So instead of letting Ronald go ahead and work the thing out for himself, she tried to get rid of the girl, the way mothers sometimes do. But Ronald went into a terrible decline and stayed away from home, the way young people sometimes do. So then Mrs. Jordan began using the poor plastic duck to lure Ronald back.
Well, it worked. And when Ronald returned, Mrs. Jordan whisked him off to the city and found him two flesh-and-blood girl ducks so he would forget the summer romance. Which, of course, he did, being young.
And that should be the end of the story, except that we find this whole thing faintly disturbing. We realize there is a lot to be said for arranged marriages, not letting the young people make lifetime mistakes and all that. But this thing of Ronald's was something different. Nobody talked him into liking the plastic duck. Nobody pretended it wasn't plastic. He just liked it. And why not? She certainly wasn't going to get him into trouble (or run out on him); and she had many of the virtues—among them beauty, durability and silence—which all men look for in a wife.
GLOVES ACROSS THE SEA
Terry Downes, who won the non-NBA middleweight championship from Paul Pender in London and now owes Pender a return fight in Boston, would like to get out of the commitment. Not that Downes is afraid of Pender. It is Boston that terrifies him. "I know Boston decisions are very fair," the Britisher once remarked. "If you knock a man out in one round, you at least get a draw." It is incontrovertible that Boston has been kind to Pender: he has won 25 and lost four there, and in some of the decisions it was plain to see that the judges bore him no animosity. On the other hand, Downes has been carrying his anti-Boston campaign a little beyond the edge of reason. He charges that in his first fight with Pender in Boston, "a 6-foot-6 referee pushed me all around the shop." And the weigh-in scales were fixed to read 160 pounds no matter who stepped on them, Downes charges.

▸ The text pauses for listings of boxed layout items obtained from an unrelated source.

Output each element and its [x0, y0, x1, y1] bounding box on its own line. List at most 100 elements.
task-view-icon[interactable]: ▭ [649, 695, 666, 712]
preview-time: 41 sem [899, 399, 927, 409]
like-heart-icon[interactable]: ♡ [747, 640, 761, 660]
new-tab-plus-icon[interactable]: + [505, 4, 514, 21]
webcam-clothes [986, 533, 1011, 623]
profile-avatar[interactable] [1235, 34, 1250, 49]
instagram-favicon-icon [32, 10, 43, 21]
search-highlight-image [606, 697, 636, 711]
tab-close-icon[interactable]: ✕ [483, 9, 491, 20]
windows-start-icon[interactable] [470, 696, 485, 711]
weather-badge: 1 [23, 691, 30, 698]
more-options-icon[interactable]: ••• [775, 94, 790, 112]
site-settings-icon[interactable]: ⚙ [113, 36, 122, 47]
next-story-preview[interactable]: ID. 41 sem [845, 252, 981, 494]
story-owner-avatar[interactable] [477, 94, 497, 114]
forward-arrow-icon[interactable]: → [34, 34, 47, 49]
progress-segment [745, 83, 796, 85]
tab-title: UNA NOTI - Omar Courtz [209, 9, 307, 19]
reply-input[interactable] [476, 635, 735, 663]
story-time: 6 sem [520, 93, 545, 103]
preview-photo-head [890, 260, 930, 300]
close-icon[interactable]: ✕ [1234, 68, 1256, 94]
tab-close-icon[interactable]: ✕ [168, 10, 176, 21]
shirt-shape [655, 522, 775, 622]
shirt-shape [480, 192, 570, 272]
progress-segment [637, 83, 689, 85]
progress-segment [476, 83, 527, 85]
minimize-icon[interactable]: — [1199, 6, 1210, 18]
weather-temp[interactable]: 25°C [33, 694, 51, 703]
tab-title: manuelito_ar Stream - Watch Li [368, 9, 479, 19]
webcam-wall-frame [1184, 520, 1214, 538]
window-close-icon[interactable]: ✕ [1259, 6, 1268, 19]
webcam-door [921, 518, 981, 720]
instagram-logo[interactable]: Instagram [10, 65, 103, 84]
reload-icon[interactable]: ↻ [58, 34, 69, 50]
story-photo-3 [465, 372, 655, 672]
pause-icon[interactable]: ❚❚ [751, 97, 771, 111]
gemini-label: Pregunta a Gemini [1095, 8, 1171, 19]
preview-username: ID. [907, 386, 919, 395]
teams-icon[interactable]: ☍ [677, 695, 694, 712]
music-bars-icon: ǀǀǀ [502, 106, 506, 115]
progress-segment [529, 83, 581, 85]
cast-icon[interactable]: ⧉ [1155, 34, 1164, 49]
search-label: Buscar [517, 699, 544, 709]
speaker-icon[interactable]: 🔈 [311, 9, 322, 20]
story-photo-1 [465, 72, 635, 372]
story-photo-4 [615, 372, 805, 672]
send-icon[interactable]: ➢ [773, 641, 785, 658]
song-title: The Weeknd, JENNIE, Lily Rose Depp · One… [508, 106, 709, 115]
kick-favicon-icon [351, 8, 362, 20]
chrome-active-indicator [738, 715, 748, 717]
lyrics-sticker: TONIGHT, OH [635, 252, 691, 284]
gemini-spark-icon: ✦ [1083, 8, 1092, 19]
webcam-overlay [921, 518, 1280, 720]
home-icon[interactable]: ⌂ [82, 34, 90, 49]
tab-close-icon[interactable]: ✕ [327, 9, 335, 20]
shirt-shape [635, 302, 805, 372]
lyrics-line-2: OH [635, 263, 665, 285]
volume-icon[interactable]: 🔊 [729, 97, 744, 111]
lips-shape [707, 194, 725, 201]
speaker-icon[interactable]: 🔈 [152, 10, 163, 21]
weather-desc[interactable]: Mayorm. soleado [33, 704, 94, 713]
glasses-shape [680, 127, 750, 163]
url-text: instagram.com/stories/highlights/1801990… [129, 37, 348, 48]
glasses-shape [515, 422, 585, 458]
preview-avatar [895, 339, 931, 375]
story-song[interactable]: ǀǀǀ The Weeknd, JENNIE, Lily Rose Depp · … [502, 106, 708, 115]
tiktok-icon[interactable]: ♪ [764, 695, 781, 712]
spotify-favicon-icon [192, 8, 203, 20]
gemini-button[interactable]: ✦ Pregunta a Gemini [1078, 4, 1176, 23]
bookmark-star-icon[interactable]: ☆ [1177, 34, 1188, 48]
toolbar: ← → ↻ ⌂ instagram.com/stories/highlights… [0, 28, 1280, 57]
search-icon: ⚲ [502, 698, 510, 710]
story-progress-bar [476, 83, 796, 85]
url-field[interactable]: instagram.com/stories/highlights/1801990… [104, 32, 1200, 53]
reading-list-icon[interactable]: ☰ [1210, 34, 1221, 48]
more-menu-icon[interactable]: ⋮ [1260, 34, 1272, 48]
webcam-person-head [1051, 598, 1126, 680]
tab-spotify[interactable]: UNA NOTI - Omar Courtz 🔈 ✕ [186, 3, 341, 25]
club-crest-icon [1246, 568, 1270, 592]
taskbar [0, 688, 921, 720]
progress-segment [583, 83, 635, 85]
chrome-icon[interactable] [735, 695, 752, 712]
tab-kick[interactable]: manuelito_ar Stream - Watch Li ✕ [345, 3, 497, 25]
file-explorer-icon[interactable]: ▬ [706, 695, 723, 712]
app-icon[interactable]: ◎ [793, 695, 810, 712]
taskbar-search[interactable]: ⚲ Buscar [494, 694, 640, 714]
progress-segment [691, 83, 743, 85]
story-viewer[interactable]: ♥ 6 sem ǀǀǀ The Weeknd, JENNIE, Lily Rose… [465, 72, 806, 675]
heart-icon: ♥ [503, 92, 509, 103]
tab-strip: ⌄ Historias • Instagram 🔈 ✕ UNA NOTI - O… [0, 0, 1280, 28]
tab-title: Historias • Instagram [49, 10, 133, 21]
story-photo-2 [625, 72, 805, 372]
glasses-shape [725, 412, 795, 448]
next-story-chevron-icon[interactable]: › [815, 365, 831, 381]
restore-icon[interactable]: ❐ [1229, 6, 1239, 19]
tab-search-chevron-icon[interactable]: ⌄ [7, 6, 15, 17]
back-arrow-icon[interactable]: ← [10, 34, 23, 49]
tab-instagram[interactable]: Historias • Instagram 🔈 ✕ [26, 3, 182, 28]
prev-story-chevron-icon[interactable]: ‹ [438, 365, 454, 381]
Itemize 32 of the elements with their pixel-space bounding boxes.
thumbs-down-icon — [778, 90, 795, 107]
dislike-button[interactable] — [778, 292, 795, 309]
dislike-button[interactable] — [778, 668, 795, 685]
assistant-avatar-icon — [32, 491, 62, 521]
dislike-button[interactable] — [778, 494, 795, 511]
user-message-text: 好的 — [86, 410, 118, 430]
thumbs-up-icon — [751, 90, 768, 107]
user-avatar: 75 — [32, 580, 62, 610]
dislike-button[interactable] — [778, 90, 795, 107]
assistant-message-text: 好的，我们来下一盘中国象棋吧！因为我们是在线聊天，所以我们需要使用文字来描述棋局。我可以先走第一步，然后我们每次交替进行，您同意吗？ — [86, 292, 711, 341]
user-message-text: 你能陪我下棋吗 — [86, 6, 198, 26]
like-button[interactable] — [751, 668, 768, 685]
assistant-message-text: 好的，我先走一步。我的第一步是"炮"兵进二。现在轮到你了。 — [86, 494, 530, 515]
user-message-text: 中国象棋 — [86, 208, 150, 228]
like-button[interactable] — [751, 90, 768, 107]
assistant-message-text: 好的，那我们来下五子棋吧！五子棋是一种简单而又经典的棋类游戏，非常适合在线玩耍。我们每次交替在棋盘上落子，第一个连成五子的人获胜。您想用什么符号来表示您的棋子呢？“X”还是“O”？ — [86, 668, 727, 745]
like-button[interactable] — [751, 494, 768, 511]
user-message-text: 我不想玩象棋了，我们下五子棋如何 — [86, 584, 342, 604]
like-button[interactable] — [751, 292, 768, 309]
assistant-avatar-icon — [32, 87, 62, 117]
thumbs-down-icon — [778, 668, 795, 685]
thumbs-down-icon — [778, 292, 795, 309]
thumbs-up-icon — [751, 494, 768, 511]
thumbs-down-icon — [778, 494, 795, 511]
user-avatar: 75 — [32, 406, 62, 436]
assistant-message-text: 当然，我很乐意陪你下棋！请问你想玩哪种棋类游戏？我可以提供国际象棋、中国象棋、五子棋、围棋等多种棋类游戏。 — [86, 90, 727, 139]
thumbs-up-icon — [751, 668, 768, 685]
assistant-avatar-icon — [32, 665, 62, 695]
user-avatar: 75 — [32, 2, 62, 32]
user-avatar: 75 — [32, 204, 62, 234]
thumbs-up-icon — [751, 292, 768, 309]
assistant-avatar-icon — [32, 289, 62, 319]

This presumably was to assist Pender, who sometimes has trouble making the weight.
Downes's charges range between gross exaggeration and just plain untruth. Boston is certainly guilty of an occasional home-town decision, and so is London, but fixed scales and monster referees sound more like something out of pulp fiction. Downes would do better to quiet down and put up his dukes.
"Did you feel any pressure?" young Johnny Sellers was asked last week after riding eight consecutive winners at Atlantic City Race Course. "No," he said, "none at all. Pressure is a big word, and athletes, in my own mind, are seldom under great pressure. They are under something, sure, but real pressure? Not too often. I had ridden the last three winners on Tuesday's card and felt very happy. I got a good night's sleep and went out to the track on Wednesday to go to work.
"I won the first race on a 5-to-1 shot named Swifty Bill. I moved him at the top of the stretch and we won as we pleased. I won the second race to make it five straight winners on Our Jennifer, another fairly long-priced horse [$11]. That one was easy. When I went out to the walking ring for the third race the crowd was buzzing. I won the third race by five lengths and the track announcer told the people that I now had ridden six winners in a row. The people applauded and then, for some reason, they started to boo me. I guess a lot of people were betting against me because they figured the law of averages should have caught me and gotten me beaten.
"I won the fourth but it was hard and I didn't think I was going to get up in time. This time the crowd didn't boo. In fact, some of them might have applauded to take care of the others who booed before. When I got back to the jocks' room all the jockeys seemed to be rooting for me but I knew they'd beat the devil out of me if they could. I won the fifth easily and tied the world record for eight consecutive winners [set 10 years ago by Howard Craig at Waterford Park]. I was happy and excited but I lost with my next mount.